Quite the opposite. The Democrats are employing a strategy of short-term politicking to sell out the long-term. This is their political stock-in-trade. After all, what will happen if they are elected? They will not suddenly open their arms to interesting political schemes. Anything that begins to sound too exploratory or radical will instantly be dismissed with that short-termist trump card: "what about the 2008 elections? It's just too unrealistic now." When, then, is long-term thinking appropriate? This is the rub with the Democrats. Trapped in the electoral cycle, they will always have one eye to the election just around the 2 year corner, which constantly short-circuits any attempt to develop an interesting and coherent vision of the future. A vote for the Democrats is a vote to sell-out the long-term in the name of the short-term.

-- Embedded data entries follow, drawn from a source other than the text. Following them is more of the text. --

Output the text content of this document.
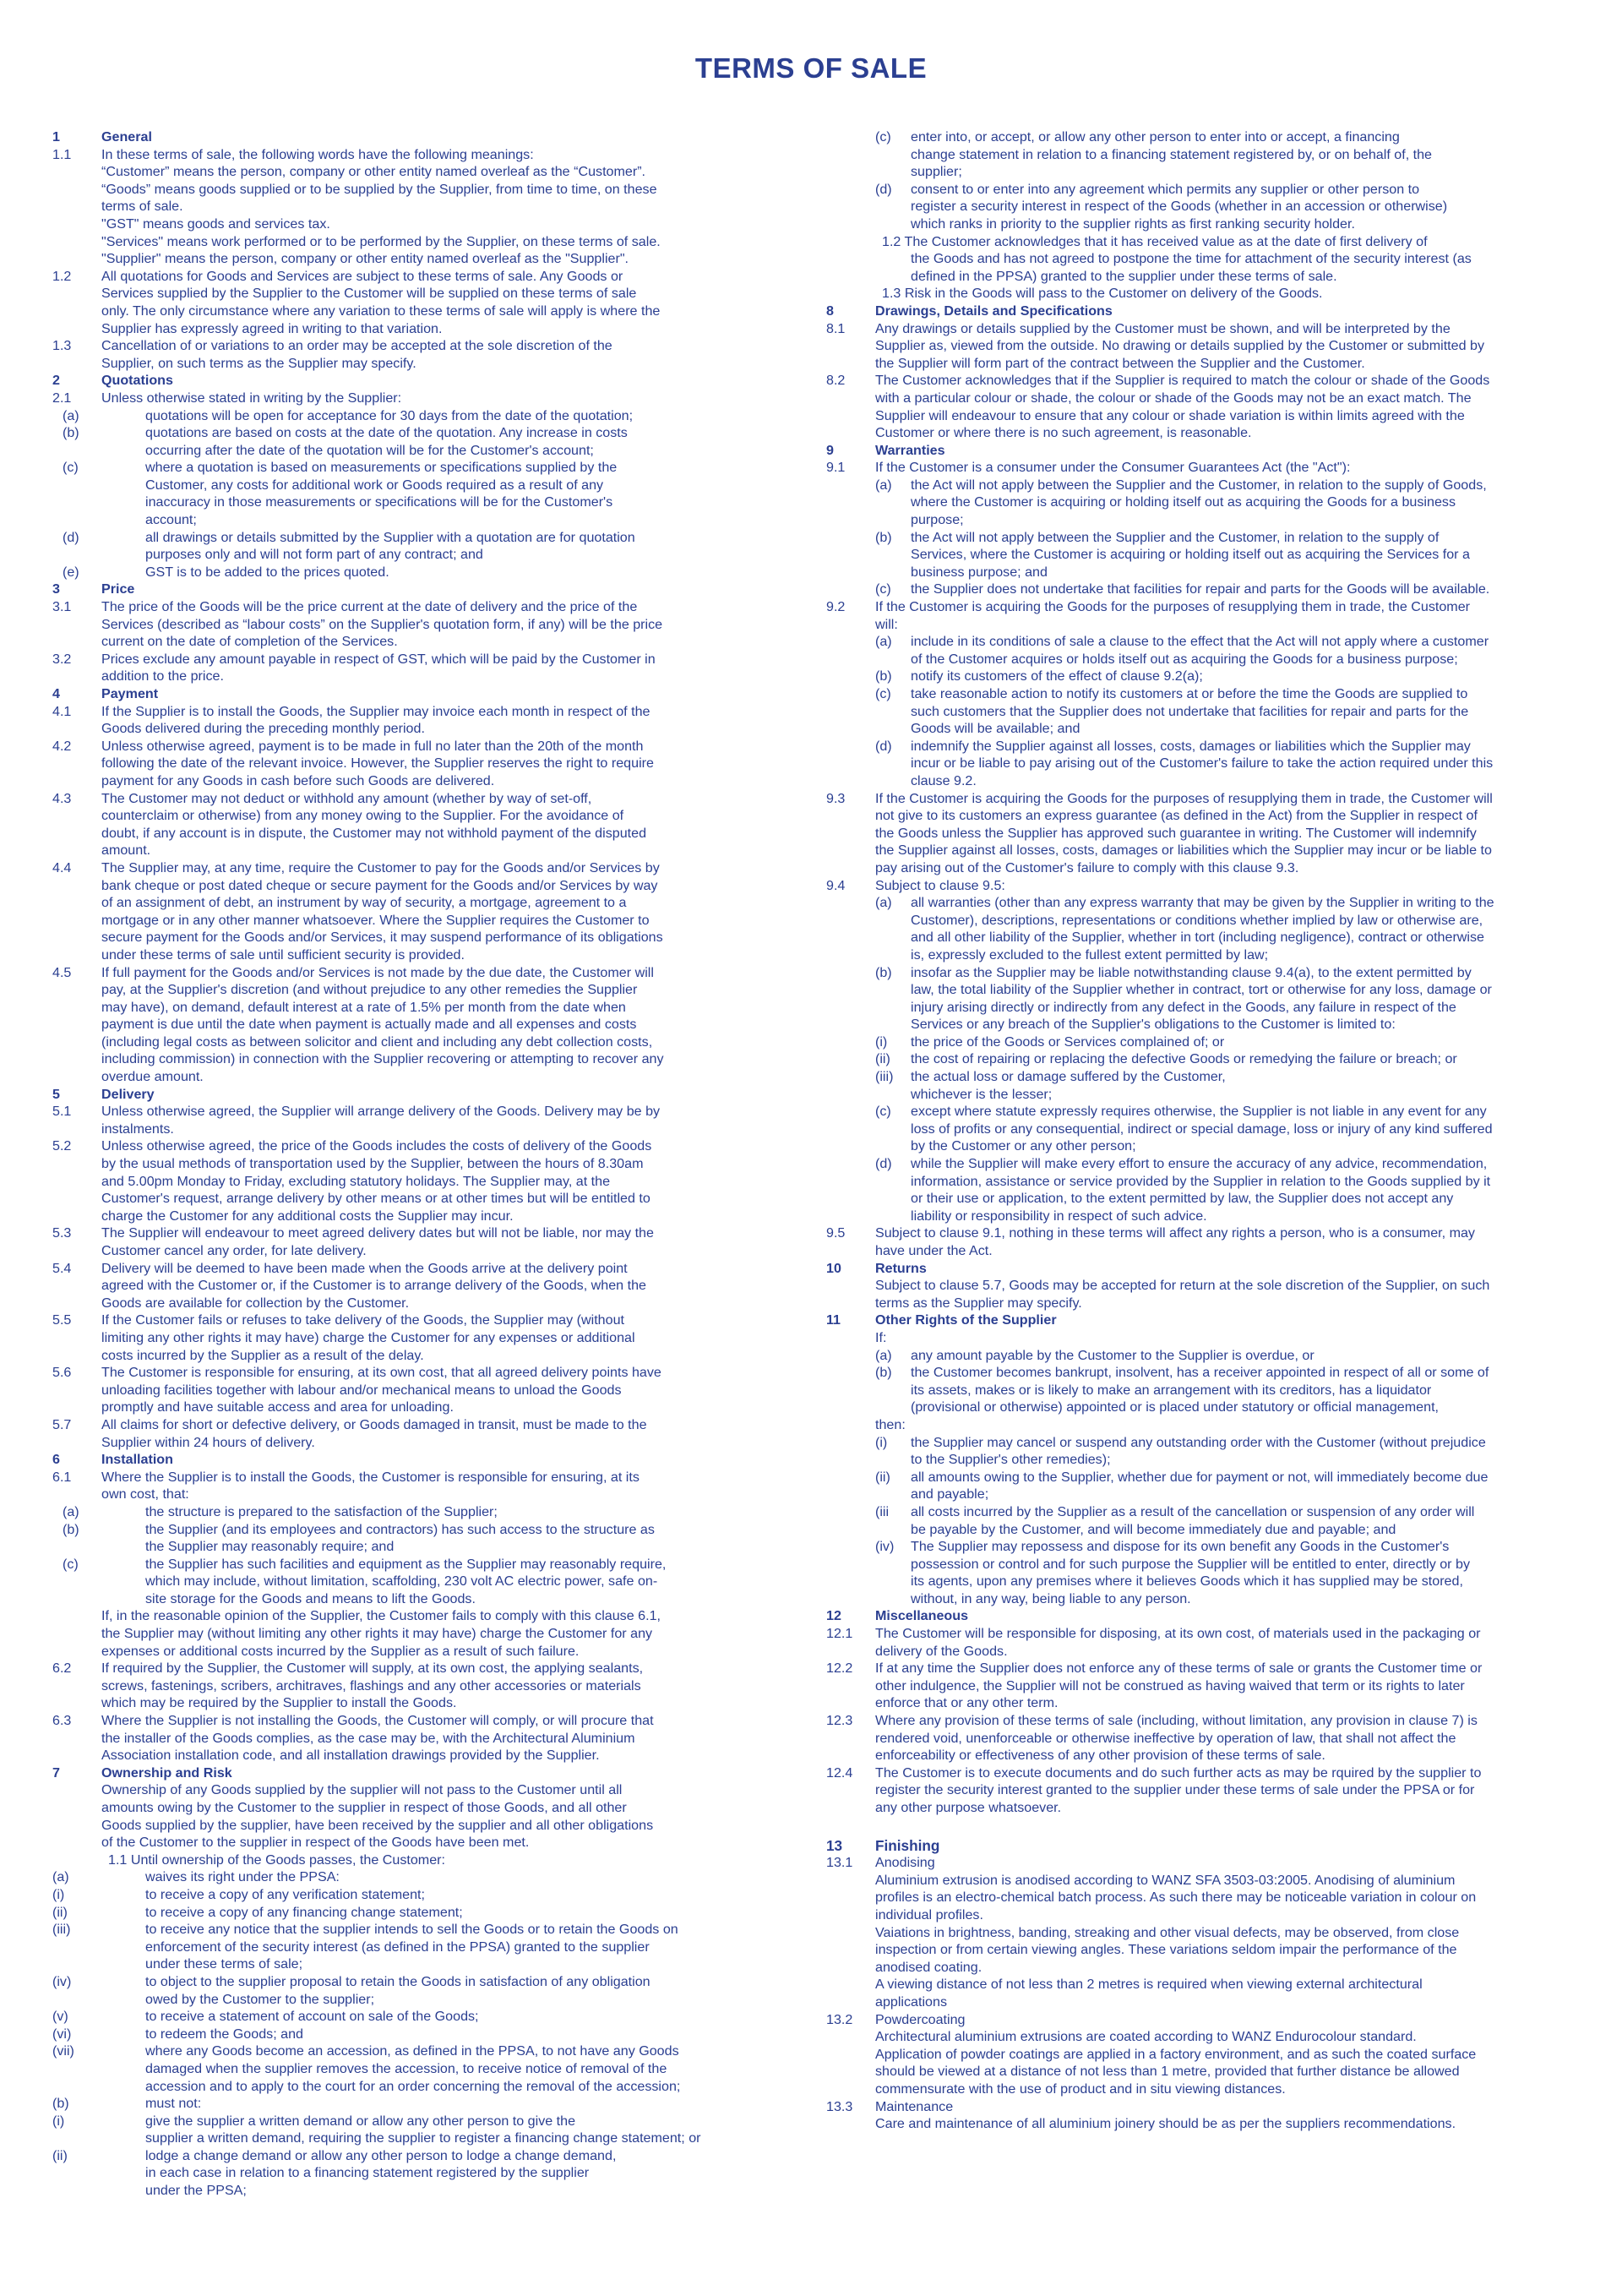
TERMS OF SALE
1	General
1.1	In these terms of sale, the following words have the following meanings:
“Customer” means the person, company or other entity named overleaf as the “Customer”.
“Goods” means goods supplied or to be supplied by the Supplier, from time to time, on these
terms of sale.
"GST" means goods and services tax.
"Services" means work performed or to be performed by the Supplier, on these terms of sale.
"Supplier" means the person, company or other entity named overleaf as the "Supplier".
1.2	All quotations for Goods and Services are subject to these terms of sale. Any Goods or
Services supplied by the Supplier to the Customer will be supplied on these terms of sale
only. The only circumstance where any variation to these terms of sale will apply is where the
Supplier has expressly agreed in writing to that variation.
1.3	Cancellation of or variations to an order may be accepted at the sole discretion of the
Supplier, on such terms as the Supplier may specify.
2	Quotations
2.1	Unless otherwise stated in writing by the Supplier:
(a)	quotations will be open for acceptance for 30 days from the date of the quotation;
(b)	quotations are based on costs at the date of the quotation. Any increase in costs
occurring after the date of the quotation will be for the Customer's account;
(c)	where a quotation is based on measurements or specifications supplied by the
Customer, any costs for additional work or Goods required as a result of any
inaccuracy in those measurements or specifications will be for the Customer's
account;
(d)	all drawings or details submitted by the Supplier with a quotation are for quotation
purposes only and will not form part of any contract; and
(e)	GST is to be added to the prices quoted.
3	Price
3.1	The price of the Goods will be the price current at the date of delivery and the price of the
Services (described as “labour costs” on the Supplier's quotation form, if any) will be the price
current on the date of completion of the Services.
3.2	Prices exclude any amount payable in respect of GST, which will be paid by the Customer in
addition to the price.
4	Payment
4.1	If the Supplier is to install the Goods, the Supplier may invoice each month in respect of the
Goods delivered during the preceding monthly period.
4.2	Unless otherwise agreed, payment is to be made in full no later than the 20th of the month
following the date of the relevant invoice. However, the Supplier reserves the right to require
payment for any Goods in cash before such Goods are delivered.
4.3	The Customer may not deduct or withhold any amount (whether by way of set-off,
counterclaim or otherwise) from any money owing to the Supplier. For the avoidance of
doubt, if any account is in dispute, the Customer may not withhold payment of the disputed
amount.
4.4	The Supplier may, at any time, require the Customer to pay for the Goods and/or Services by
bank cheque or post dated cheque or secure payment for the Goods and/or Services by way
of an assignment of debt, an instrument by way of security, a mortgage, agreement to a
mortgage or in any other manner whatsoever. Where the Supplier requires the Customer to
secure payment for the Goods and/or Services, it may suspend performance of its obligations
under these terms of sale until sufficient security is provided.
4.5	If full payment for the Goods and/or Services is not made by the due date, the Customer will
pay, at the Supplier's discretion (and without prejudice to any other remedies the Supplier
may have), on demand, default interest at a rate of 1.5% per month from the date when
payment is due until the date when payment is actually made and all expenses and costs
(including legal costs as between solicitor and client and including any debt collection costs,
including commission) in connection with the Supplier recovering or attempting to recover any
overdue amount.
5	Delivery
5.1	Unless otherwise agreed, the Supplier will arrange delivery of the Goods. Delivery may be by
instalments.
5.2	Unless otherwise agreed, the price of the Goods includes the costs of delivery of the Goods
by the usual methods of transportation used by the Supplier, between the hours of 8.30am
and 5.00pm Monday to Friday, excluding statutory holidays. The Supplier may, at the
Customer's request, arrange delivery by other means or at other times but will be entitled to
charge the Customer for any additional costs the Supplier may incur.
5.3	The Supplier will endeavour to meet agreed delivery dates but will not be liable, nor may the
Customer cancel any order, for late delivery.
5.4	Delivery will be deemed to have been made when the Goods arrive at the delivery point
agreed with the Customer or, if the Customer is to arrange delivery of the Goods, when the
Goods are available for collection by the Customer.
5.5	If the Customer fails or refuses to take delivery of the Goods, the Supplier may (without
limiting any other rights it may have) charge the Customer for any expenses or additional
costs incurred by the Supplier as a result of the delay.
5.6	The Customer is responsible for ensuring, at its own cost, that all agreed delivery points have
unloading facilities together with labour and/or mechanical means to unload the Goods
promptly and have suitable access and area for unloading.
5.7	All claims for short or defective delivery, or Goods damaged in transit, must be made to the
Supplier within 24 hours of delivery.
6	Installation
6.1	Where the Supplier is to install the Goods, the Customer is responsible for ensuring, at its
own cost, that:
(a)	the structure is prepared to the satisfaction of the Supplier;
(b)	the Supplier (and its employees and contractors) has such access to the structure as
the Supplier may reasonably require; and
(c)	the Supplier has such facilities and equipment as the Supplier may reasonably require,
which may include, without limitation, scaffolding, 230 volt AC electric power, safe on-
site storage for the Goods and means to lift the Goods.
If, in the reasonable opinion of the Supplier, the Customer fails to comply with this clause 6.1,
the Supplier may (without limiting any other rights it may have) charge the Customer for any
expenses or additional costs incurred by the Supplier as a result of such failure.
6.2	If required by the Supplier, the Customer will supply, at its own cost, the applying sealants,
screws, fastenings, scribers, architraves, flashings and any other accessories or materials
which may be required by the Supplier to install the Goods.
6.3	Where the Supplier is not installing the Goods, the Customer will comply, or will procure that
the installer of the Goods complies, as the case may be, with the Architectural Aluminium
Association installation code, and all installation drawings provided by the Supplier.
7	Ownership and Risk
Ownership of any Goods supplied by the supplier will not pass to the Customer until all
amounts owing by the Customer to the supplier in respect of those Goods, and all other
Goods supplied by the supplier, have been received by the supplier and all other obligations
of the Customer to the supplier in respect of the Goods have been met.
1.1 Until ownership of the Goods passes, the Customer:
(a)	waives its right under the PPSA:
(i)	to receive a copy of any verification statement;
(ii)	to receive a copy of any financing change statement;
(iii)	to receive any notice that the supplier intends to sell the Goods or to retain the Goods on
enforcement of the security interest (as defined in the PPSA) granted to the supplier
under these terms of sale;
(iv)	to object to the supplier proposal to retain the Goods in satisfaction of any obligation
owed by the Customer to the supplier;
(v)	to receive a statement of account on sale of the Goods;
(vi)	to redeem the Goods; and
(vii)	where any Goods become an accession, as defined in the PPSA, to not have any Goods
damaged when the supplier removes the accession, to receive notice of removal of the
accession and to apply to the court for an order concerning the removal of the accession;
(b)	must not:
(i)	give the supplier a written demand or allow any other person to give the
supplier a written demand, requiring the supplier to register a financing change statement; or
(ii)	lodge a change demand or allow any other person to lodge a change demand,
in each case in relation to a financing statement registered by the supplier
under the PPSA;
(c)	enter into, or accept, or allow any other person to enter into or accept, a financing
change statement in relation to a financing statement registered by, or on behalf of, the
supplier;
(d)	consent to or enter into any agreement which permits any supplier or other person to
register a security interest in respect of the Goods (whether in an accession or otherwise)
which ranks in priority to the supplier rights as first ranking security holder.
1.2 The Customer acknowledges that it has received value as at the date of first delivery of
the Goods and has not agreed to postpone the time for attachment of the security interest (as
defined in the PPSA) granted to the supplier under these terms of sale.
1.3 Risk in the Goods will pass to the Customer on delivery of the Goods.
8	Drawings, Details and Specifications
8.1	Any drawings or details supplied by the Customer must be shown, and will be interpreted by the
Supplier as, viewed from the outside. No drawing or details supplied by the Customer or submitted by
the Supplier will form part of the contract between the Supplier and the Customer.
8.2	The Customer acknowledges that if the Supplier is required to match the colour or shade of the Goods
with a particular colour or shade, the colour or shade of the Goods may not be an exact match. The
Supplier will endeavour to ensure that any colour or shade variation is within limits agreed with the
Customer or where there is no such agreement, is reasonable.
9	Warranties
9.1	If the Customer is a consumer under the Consumer Guarantees Act (the "Act"):
(a)	the Act will not apply between the Supplier and the Customer, in relation to the supply of Goods,
where the Customer is acquiring or holding itself out as acquiring the Goods for a business
purpose;
(b)	the Act will not apply between the Supplier and the Customer, in relation to the supply of
Services, where the Customer is acquiring or holding itself out as acquiring the Services for a
business purpose; and
(c)	the Supplier does not undertake that facilities for repair and parts for the Goods will be available.
9.2	If the Customer is acquiring the Goods for the purposes of resupplying them in trade, the Customer
will:
(a)	include in its conditions of sale a clause to the effect that the Act will not apply where a customer
of the Customer acquires or holds itself out as acquiring the Goods for a business purpose;
(b)	notify its customers of the effect of clause 9.2(a);
(c)	take reasonable action to notify its customers at or before the time the Goods are supplied to
such customers that the Supplier does not undertake that facilities for repair and parts for the
Goods will be available; and
(d)	indemnify the Supplier against all losses, costs, damages or liabilities which the Supplier may
incur or be liable to pay arising out of the Customer's failure to take the action required under this
clause 9.2.
9.3	If the Customer is acquiring the Goods for the purposes of resupplying them in trade, the Customer will
not give to its customers an express guarantee (as defined in the Act) from the Supplier in respect of
the Goods unless the Supplier has approved such guarantee in writing. The Customer will indemnify
the Supplier against all losses, costs, damages or liabilities which the Supplier may incur or be liable to
pay arising out of the Customer's failure to comply with this clause 9.3.
9.4	Subject to clause 9.5:
(a)	all warranties (other than any express warranty that may be given by the Supplier in writing to the
Customer), descriptions, representations or conditions whether implied by law or otherwise are,
and all other liability of the Supplier, whether in tort (including negligence), contract or otherwise
is, expressly excluded to the fullest extent permitted by law;
(b)	insofar as the Supplier may be liable notwithstanding clause 9.4(a), to the extent permitted by
law, the total liability of the Supplier whether in contract, tort or otherwise for any loss, damage or
injury arising directly or indirectly from any defect in the Goods, any failure in respect of the
Services or any breach of the Supplier's obligations to the Customer is limited to:
(i)	the price of the Goods or Services complained of; or
(ii)	the cost of repairing or replacing the defective Goods or remedying the failure or breach; or
(iii)	the actual loss or damage suffered by the Customer,
whichever is the lesser;
(c)	except where statute expressly requires otherwise, the Supplier is not liable in any event for any
loss of profits or any consequential, indirect or special damage, loss or injury of any kind suffered
by the Customer or any other person;
(d)	while the Supplier will make every effort to ensure the accuracy of any advice, recommendation,
information, assistance or service provided by the Supplier in relation to the Goods supplied by it
or their use or application, to the extent permitted by law, the Supplier does not accept any
liability or responsibility in respect of such advice.
9.5	Subject to clause 9.1, nothing in these terms will affect any rights a person, who is a consumer, may
have under the Act.
10	Returns
Subject to clause 5.7, Goods may be accepted for return at the sole discretion of the Supplier, on such
terms as the Supplier may specify.
11	Other Rights of the Supplier
If:
(a)	any amount payable by the Customer to the Supplier is overdue, or
(b)	the Customer becomes bankrupt, insolvent, has a receiver appointed in respect of all or some of
its assets, makes or is likely to make an arrangement with its creditors, has a liquidator
(provisional or otherwise) appointed or is placed under statutory or official management,
then:
(i)	the Supplier may cancel or suspend any outstanding order with the Customer (without prejudice
to the Supplier's other remedies);
(ii)	all amounts owing to the Supplier, whether due for payment or not, will immediately become due
and payable;
(iii	all costs incurred by the Supplier as a result of the cancellation or suspension of any order will
be payable by the Customer, and will become immediately due and payable; and
(iv)	The Supplier may repossess and dispose for its own benefit any Goods in the Customer's
possession or control and for such purpose the Supplier will be entitled to enter, directly or by
its agents, upon any premises where it believes Goods which it has supplied may be stored,
without, in any way, being liable to any person.
12	Miscellaneous
12.1	The Customer will be responsible for disposing, at its own cost, of materials used in the packaging or
delivery of the Goods.
12.2	If at any time the Supplier does not enforce any of these terms of sale or grants the Customer time or
other indulgence, the Supplier will not be construed as having waived that term or its rights to later
enforce that or any other term.
12.3	Where any provision of these terms of sale (including, without limitation, any provision in clause 7) is
rendered void, unenforceable or otherwise ineffective by operation of law, that shall not affect the
enforceability or effectiveness of any other provision of these terms of sale.
12.4	The Customer is to execute documents and do such further acts as may be rquired by the supplier to
register the security interest granted to the supplier under these terms of sale under the PPSA or for
any other purpose whatsoever.
13	Finishing
13.1	Anodising
Aluminium extrusion is anodised according to WANZ SFA 3503-03:2005. Anodising of aluminium
profiles is an electro-chemical batch process. As such there may be noticeable variation in colour on
individual profiles.
Vaiations in brightness, banding, streaking and other visual defects, may be observed, from close
inspection or from certain viewing angles. These variations seldom impair the performance of the
anodised coating.
A viewing distance of not less than 2 metres is required when viewing external architectural
applications
13.2	Powdercoating
Architectural aluminium extrusions are coated according to WANZ Endurocolour standard.
Application of powder coatings are applied in a factory environment, and as such the coated surface
should be viewed at a distance of not less than 1 metre, provided that further distance be allowed
commensurate with the use of product and in situ viewing distances.
13.3	Maintenance
Care and maintenance of all aluminium joinery should be as per the suppliers recommendations.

But that is not all. The Democrats are often accused of (or, depending on who you are, heralded as) being the party of intellectuals. Unlike the dogged Republican Party of dirty tricks, Democrats are supposedly the party of ideas. But this is a gross mischaracterization. It is true that many educated people vote Democrat, and that there are many intellectuals in the Democratic Party. But if you look at the Democratic Party's relationship with its own members, we see that the Democrats are the party of ideas for the few, not the many. They love their policy-experts, big thinkers, and university professors, but they carefully isolate them from their membership as such. They do little or nothing to make their 'whole' party a party of ideas, and ensure that each of their members is a thoughtful and self-reflective participant in the party debate. Rather, they see most of their members as a kind of voting army, to be trotted out once every two or four years to vote into power the various experts who will take care of ruling, thank you very much. The Democratic Party relates to the public as voters but not as citizens. What they want from most people is their vote, and not much else.

The flip-side of this is that the Democrats have a great deal of difficulty answering for their own political failures. They blame diabolical Republican machinations, corrupt voting machines, apathetic voters, unpredictable world events, and anyone else but themselves for their own failures to convince, persuade, inspire and, in short, conduct themselves like a truly democratic party. All the talk of holding the Republicans to account if the Democrats win this election is just another smokescreen for their failure to exercise political backbone during their numerous opportunities over the past five years. They have done, and will do little, to be worthy of a vote in this election. They are not an alternative worth considering.

*Obama's exact wording may have been slightly different, but this is what he said almost to a word.